Unless the President and Congress are able to make a deal to avert the fiscal cliff, more taxes will be taken out of nearly everyone’s paycheck in January of 2013. The biweekly take-home pay of a single person without children making $50,000 per year will decrease from about $1,500 (not counting any applicable state or local taxes) to about $1,400 due to the expiration of the Bush tax cuts and payroll tax holiday.

Much discussion about the fiscal cliff has focused on the effects of these tax hikes on the still-recovering economy and the need to avoid them to avoid placing additional burdens on families.
Jill Lepore of the New Yorker offered another take on taxes in the November 26 issue of the magazine. A subscription is required to view the whole article online, but selected quotes are excerpted here to help students examine another point of view on taxes. Students should be encouraged to read each quote and think about the following questions:

• What is the author’s perspective?

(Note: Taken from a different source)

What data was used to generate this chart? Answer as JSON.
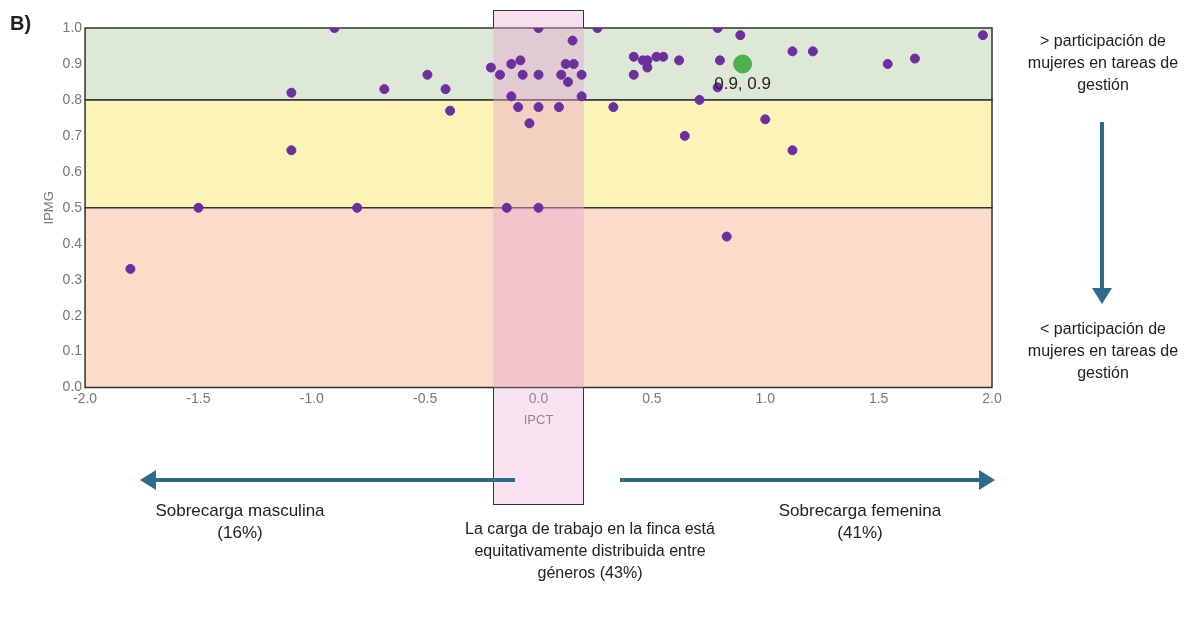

How can you tell?
• How does the author’s perspective on taxes differ from other “players” in the fiscal cliff debate?
• What evidence does the author provide to support her point of view? What additional evidence might you want?
• What more would you need to know to make a judgment about the value of taxes?

The quotes:

• “’Taxes are what we pay for civilized society,’ Oliver Wendell Holmes, Jr., said, nearly a century ago… No one’s said it better since. And that, right there, is the problem.”
• “…before the Civil War, (Congress) raised revenue almost exclusively through tariffs – duties on imports. ‘We are all the more reconciled to the tax on importations,’ Jefferson explained, ‘because it falls exclusively on the rich.’ But the tariff was uncontroversial, the historian Robin Einhorn has argued, because it skirted the question of human bondage: the American antitax tradition, she insists, has its roots not in democracy but in slavery.”
• “A purpose of a federal income tax was to undergird the Treasury with a stable source of revenue. But it had another purpose, too. The richest one percent of households, which had held about a quarter of the nation’s wealth in 1890, now held more than a third. The tax was intended to answer populist rage at the growing divide between the rich and the poor. In the election of 1908, both parties favored an income tax – Democrats hoping to close that gap, and Republicans hoping to quiet that rage.”
• “…the business lobby succeeded in redefining American citizens as ‘taxpayers,’ a practice that politicians have followed ever since, as if the defining act of citizenship was not casting a ballot but filing a return.”
• “In the past century, opponents of an income tax have called it inquisitorial, confiscatory, meddlesome, socialist, and Marxist. Some people think it’s been a sop. John Kenneth Galbraith called the income tax ‘the greatest buttress of income inequality.’ It gives the appearance of a remedy to income inequality without actually doing much about it.”

Teachers with access to the full article may wish to use it as a reading in a U.S. history class, as it traces the history of taxation through debates about slavery, the industrial revolution, income inequality and populism, the progressive movement, the Great Depression and New Deal, and the Cold War. Students can be encouraged to think not just about the article’s perspective on taxation and how it may change their own, but also about how looking at issues such as slavery, income inequality, and Social Security through the lens of taxation might change students’ views on these issues. Most importantly, students should question what further information and evidence they would need to draw conclusions about these issues.